Sołtys Nowego Sielca: U nas nie brakuje aktywnych mieszkańców

Renata Jasińska
Pomagali w remoncie świetlicy wiejskiej i zagospodarowaniu placu wokół niej. Ale nie tylko...

W budynku po starej zlewni mleka, który pełni teraz rolę wiejskiej świetlicy we wsi Nowy Sielc (gm. Krasnosielc), trwają prace remontowe. Dobudowane zostało już nowe wejście do kuchni, wykonane schody, obecnie robiona jest też elewacja. To ostatni etap doprowadzania starego budynku do użytku.
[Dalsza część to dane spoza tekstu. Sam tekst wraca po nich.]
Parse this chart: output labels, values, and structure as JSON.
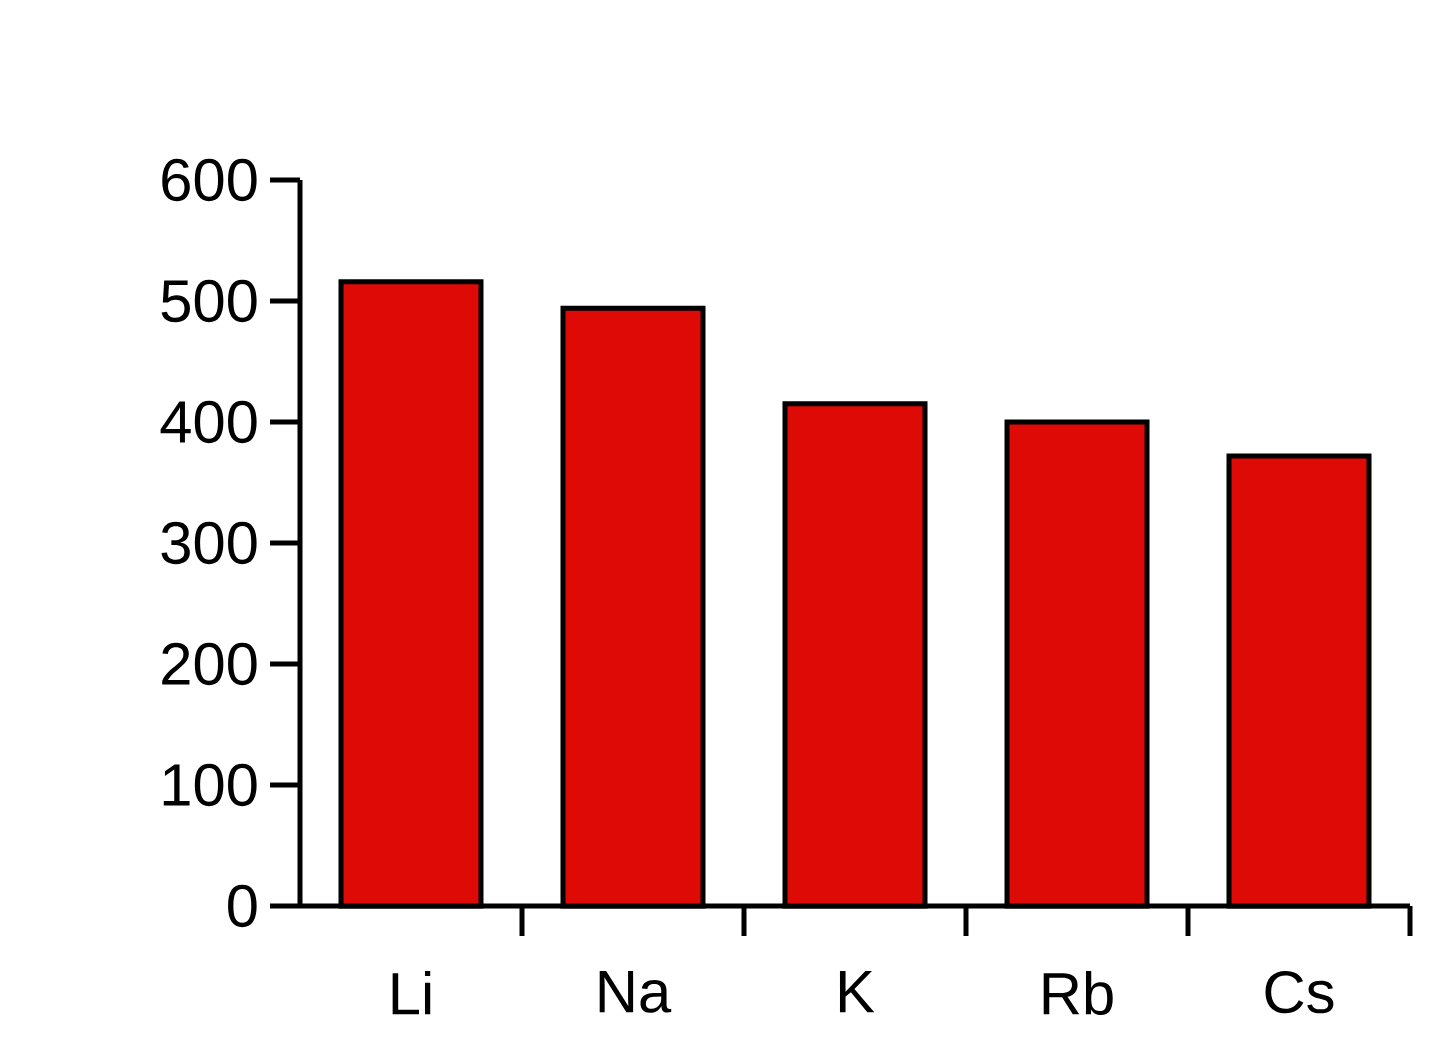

- Ten budynek autentycznie straszył. Był poobdzierany, szary. W dzisiejszych czasach nie przystoi, żeby tak wyglądało miejsce spotkań - mówi Tomasz Bielawski, sołtys. - Udało się nam na szczęście pozyskać pieniądze na tę elewację, bo jednak potrzebowaliśmy ich niemało. Dogadaliśmy się w ten sposób, że własnym sumptem zrobimy co będziemy mogli. W planach mamy jeszcze umieszczenie barierki i będziemy się właśnie starali ją zrobić sami.

Remont tego budynku trwa od kilku lat. I jest doskonałym przykładem efektów jakie przynosi dobre współdziałanie sołectwa i gminy.

- Tu poszły pieniądze z samorządu, ale i nasze, a także praca mieszkańców. Nie mamy co prawda funduszu sołeckiego, ale za to taką umowę, że określona suma pieniędzy, jest przekazywane na każde sołectwo. Mieliśmy też swoje pieniądze ze sprzedaży lasu. Tak po trochu się zbiera i teraz mamy się czym szczycić - opowiada sołtys.

Zlewnia przez długi czas stała opuszczona, zarośnięta, podobnie zresztą jak plac wokół niej.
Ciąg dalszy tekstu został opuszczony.